Leeds United teen emerges from £20 million Manchester City shadow to show exciting potential

When Darko Gyabi’s £5 million transfer from Manchester City was announced, news of Leeds United’s newest recruit was somewhat overshadowed by the man heading the other way.

Kalvin Phillips – revered in this part of Yorkshire, and for a time last summer, the whole country – bid an emotional farewell to Elland Road as he sealed a £42 million switch to the Etihad club.

Being overshadowed is something the London-born youngster has had to get used to, coming from City’s academy.

PERTH, AUSTRALIA – JULY 22: Darko Gyabi of Leeds United acknowledges the fans after the Pre-Season friendly match between Leeds United and Crystal Palace at Optus Stadium on July 22, 2022 in Perth, Australia. (Photo by Will Russell/Getty Images)

Gyabi arrived something of an unknown quantity; a player with no senior experience who had seemingly been second or third choice at No. 6 or No. 8 for City’s Under-23 side.

Prior to the teenager’s move, there were whispers that should Phillips move across the Pennines, that highly-rated youngster Romeo Lavia would head the other way in a player-plus-cash deal.

Manchester City’s £15 million valuation of the Belgian soon put paid to that.

Instead, Leeds landed Gyabi and the England Under-19 midfielder soon jetted off to the other side of the world with his new teammates.

Involvement in first-team affairs during pre-season helped allay some of the concern surrounding his transfer fee, but as with the development of any young player, these things take time.

Leeds can be satisfied with the progress Gyabi has shown during these early months at Thorp Arch – if it is even progress at all.

There is every argument to suggest the 18-year-old always possessed such talent, but was starved of the opportunity to show it.

Gyabi made just seven starts out of an available 26 in Premier League 2 Division 1 for Manchester City last season.

This year, he is already halfway to achieving the same figure with Leeds.

Stuck behind the aforementioned Lavia, Gyabi’s experience in Manchester is reflective of many other youngsters locked in elite academies, denied regular minutes at a crucial stage of development by an outstanding talent.

Lavia subsequently moved to Southampton this summer and started each of the Saints’ first five league games before picking up a hamstring injury.

He is already a Belgian Under-21 international, despite being born in 2004, and has demonstrated his ability to compete at a Premier League level with extremely limited prior exposure to senior football.

Gyabi failing to oust Lavia in his first full season at Under-23 level last year is no slight on the Leeds man; he should be commended if anything for managing to break into the side towards the end of 2021/22, which culminated in a PL2 Division 1 title win at Elland Road.

Elite academies such as Manchester City stockpile the best around because budgets mean they can, and their odds of producing a homegrown player straight out of the academy are higher when there is more talent in the building.

At the very least, the competitive environment creates players who can be sold on for considerable sums; Gyabi and Lavia raised a cumulative £20 million this summer – £10 million per senior appearance.

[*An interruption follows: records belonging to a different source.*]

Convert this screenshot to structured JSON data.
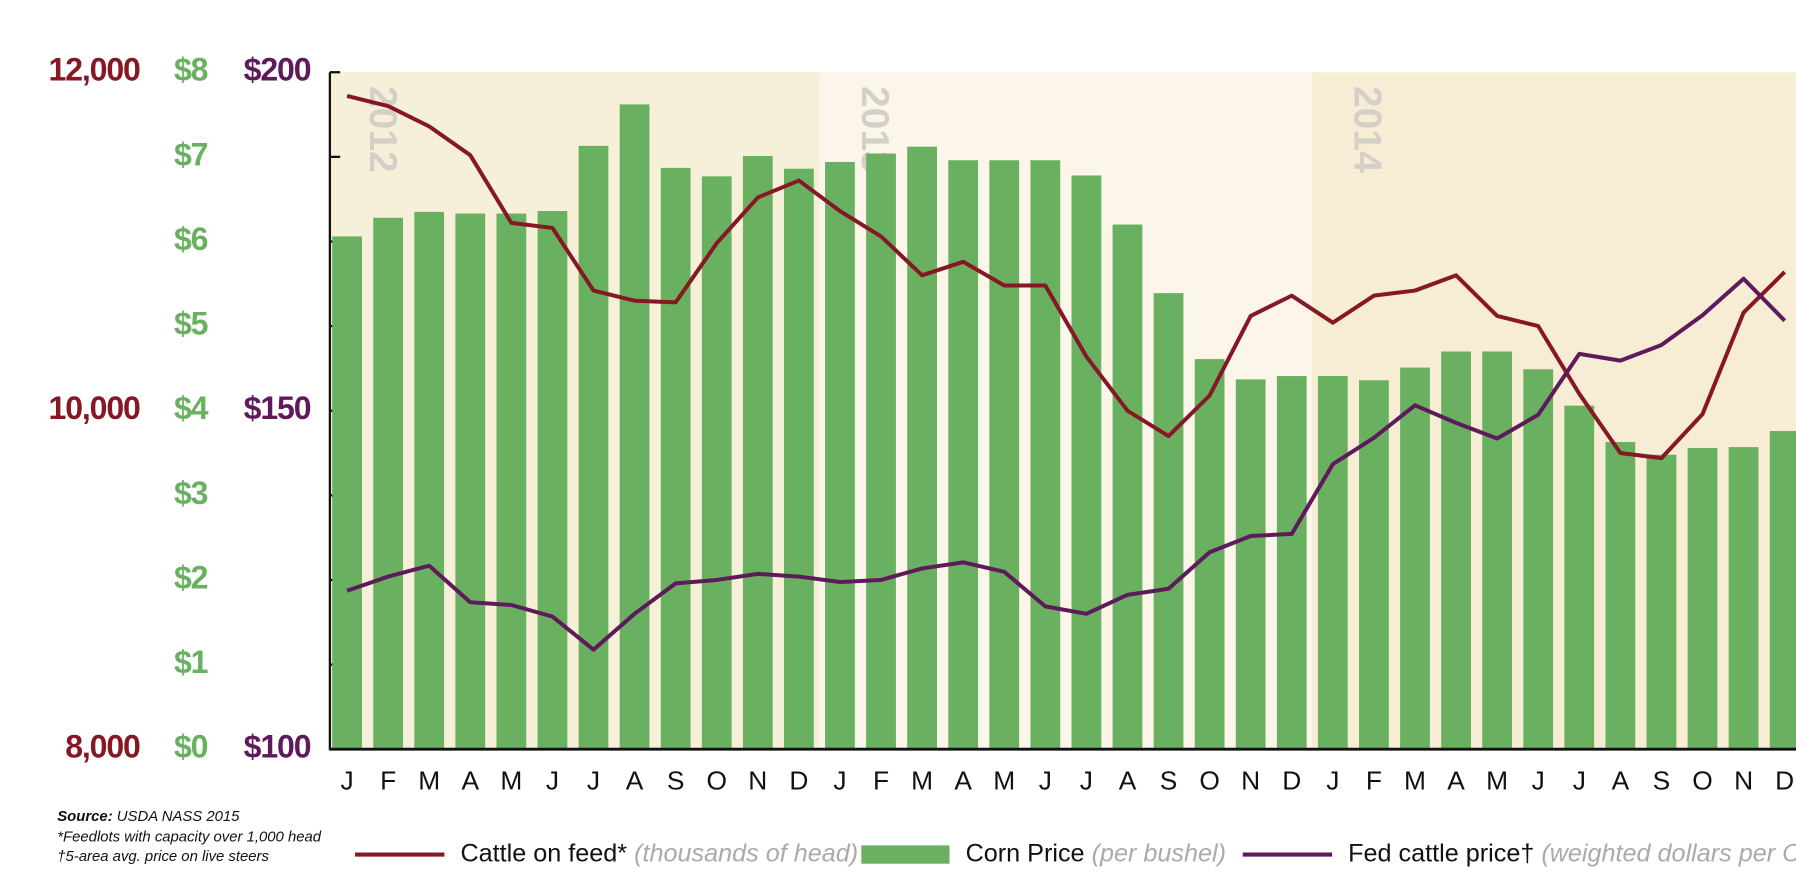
{
  "chart_data": {
    "type": "bar-line",
    "categories": [
      "J",
      "F",
      "M",
      "A",
      "M",
      "J",
      "J",
      "A",
      "S",
      "O",
      "N",
      "D",
      "J",
      "F",
      "M",
      "A",
      "M",
      "J",
      "J",
      "A",
      "S",
      "O",
      "N",
      "D",
      "J",
      "F",
      "M",
      "A",
      "M",
      "J",
      "J",
      "A",
      "S",
      "O",
      "N",
      "D"
    ],
    "year_labels": [
      "2012",
      "2013",
      "2014"
    ],
    "ylim": [
      8000,
      12000
    ],
    "yticks": [
      {
        "value": 8000,
        "label": "8,000"
      },
      {
        "value": 10000,
        "label": "10,000"
      },
      {
        "value": 12000,
        "label": "12,000"
      }
    ],
    "y2lim": [
      0,
      8
    ],
    "y2ticks": [
      {
        "value": 0,
        "label": "$0"
      },
      {
        "value": 1,
        "label": "$1"
      },
      {
        "value": 2,
        "label": "$2"
      },
      {
        "value": 3,
        "label": "$3"
      },
      {
        "value": 4,
        "label": "$4"
      },
      {
        "value": 5,
        "label": "$5"
      },
      {
        "value": 6,
        "label": "$6"
      },
      {
        "value": 7,
        "label": "$7"
      },
      {
        "value": 8,
        "label": "$8"
      }
    ],
    "y3lim": [
      100,
      200
    ],
    "y3ticks": [
      {
        "value": 100,
        "label": "$100"
      },
      {
        "value": 150,
        "label": "$150"
      },
      {
        "value": 200,
        "label": "$200"
      }
    ],
    "series": [
      {
        "name": "Cattle on feed*",
        "unit": "(thousands of head)",
        "type": "line",
        "axis": "y",
        "color": "#861825",
        "values": [
          11860,
          11800,
          11680,
          11510,
          11110,
          11080,
          10710,
          10650,
          10640,
          10990,
          11260,
          11360,
          11180,
          11030,
          10800,
          10880,
          10740,
          10740,
          10320,
          10000,
          9850,
          10090,
          10560,
          10680,
          10520,
          10680,
          10710,
          10800,
          10560,
          10500,
          10100,
          9750,
          9720,
          9980,
          10580,
          10820
        ]
      },
      {
        "name": "Corn Price",
        "unit": "(per bushel)",
        "type": "bar",
        "axis": "y2",
        "color": "#69b160",
        "values": [
          6.06,
          6.28,
          6.35,
          6.33,
          6.33,
          6.36,
          7.13,
          7.62,
          6.87,
          6.77,
          7.01,
          6.86,
          6.94,
          7.04,
          7.12,
          6.96,
          6.96,
          6.96,
          6.78,
          6.2,
          5.39,
          4.61,
          4.37,
          4.41,
          4.41,
          4.36,
          4.51,
          4.7,
          4.7,
          4.49,
          4.06,
          3.63,
          3.48,
          3.56,
          3.57,
          3.76
        ]
      },
      {
        "name": "Fed cattle price†",
        "unit": "(weighted dollars per CWT)",
        "type": "line",
        "axis": "y3",
        "color": "#5e1a5a",
        "values": [
          123.4,
          125.5,
          127.1,
          121.7,
          121.3,
          119.6,
          114.7,
          120.0,
          124.5,
          125.0,
          125.9,
          125.5,
          124.7,
          125.0,
          126.7,
          127.6,
          126.2,
          121.1,
          120.0,
          122.8,
          123.7,
          129.1,
          131.5,
          131.8,
          142.1,
          146.0,
          150.8,
          148.2,
          145.9,
          149.4,
          158.4,
          157.4,
          159.7,
          164.1,
          169.5,
          163.3
        ]
      }
    ],
    "axis_colors": {
      "y": "#861825",
      "y2": "#69b160",
      "y3": "#5e1a5a"
    },
    "band_colors": [
      "#f7f0d8",
      "#fbf6e9",
      "#f7edd4"
    ],
    "notes": {
      "source_label": "Source:",
      "source": "USDA NASS 2015",
      "footnotes": [
        "*Feedlots with capacity over 1,000 head",
        "†5-area avg. price on live steers"
      ]
    }
  }
}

There may come a time when Leeds’ academy follows a similar route, but for now it is focused on preparing the current crop for genuine first-team opportunities.

Gyabi has been one of the Under-21s’ standout players during their unbeaten start to the campaign, juking challenges, spinning out of trouble utilising his superior strength and showcasing creative potential with the ball at his feet.

At Thorp Arch, where on occasion he has been promoted to first-team training, Gyabi is able to demonstrate his top-line potential with a realistic prospect of first-team football in the months and years to come, overshadowed no more.